One of many men to inherit a colourful luzzu, Jesmark (Jesmark Scicluna) wears his pride like a badge. Whenever his boat touches the water, he’s accompanied by his father, his grandfather and the ones who came before them. This profound connection to his past, however, is also what keeps him from considering the possibility of a different future. With the arrival of his son, Jesmark is forced to drop his rose-tinted glasses; as his priorities shift, fishing, once his whole life, is no longer able to offer him a living. 

The first Maltese film to ever screen at Sundance, Luzzu is a tender homage to a struggling culture. In order to build the story, director Alex Camilleri spent two years shadowing real-life fishermen Jesmark and David, absorbing all traits of their craft to create a fictional tale that beautifully mirrors reality. In his portrayal of a man at breaking point, trapper-turned-actor Scicluna is mesmerising, resilience and desperation fighting under his rough countenance as he battles with long-ingrained values. 

“Now, if you change every piece of the boat, is it the same boat?
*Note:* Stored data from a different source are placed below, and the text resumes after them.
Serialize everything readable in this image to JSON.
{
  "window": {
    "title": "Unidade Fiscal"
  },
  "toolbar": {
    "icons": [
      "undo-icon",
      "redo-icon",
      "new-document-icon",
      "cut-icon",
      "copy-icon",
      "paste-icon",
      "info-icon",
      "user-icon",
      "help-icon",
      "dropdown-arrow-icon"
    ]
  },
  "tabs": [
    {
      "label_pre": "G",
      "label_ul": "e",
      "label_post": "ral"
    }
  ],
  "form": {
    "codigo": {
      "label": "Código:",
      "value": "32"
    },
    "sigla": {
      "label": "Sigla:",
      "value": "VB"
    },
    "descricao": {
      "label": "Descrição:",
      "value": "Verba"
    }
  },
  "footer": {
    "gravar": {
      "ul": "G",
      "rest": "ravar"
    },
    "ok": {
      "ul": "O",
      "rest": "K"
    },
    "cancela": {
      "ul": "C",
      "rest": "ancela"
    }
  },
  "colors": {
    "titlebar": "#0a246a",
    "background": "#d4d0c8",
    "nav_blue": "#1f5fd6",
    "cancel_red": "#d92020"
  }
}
And, if it’s not, what does it become?” ponders Jesmark. It is a fitting reflection to conclude Luzzu, a brilliant exercise on verité that perfectly balances the calmness of summer waves and the brutality of life.



CAST: Jesmark Scicluna, Michela Farrugia, David Scicluna 

DIRECTOR: Alex Camilleri

WRITER: Alex Camilleri

SYNOPSIS: A man risks everything to provide for his wife and newborn son by entering Malta’s black-market fishing industry.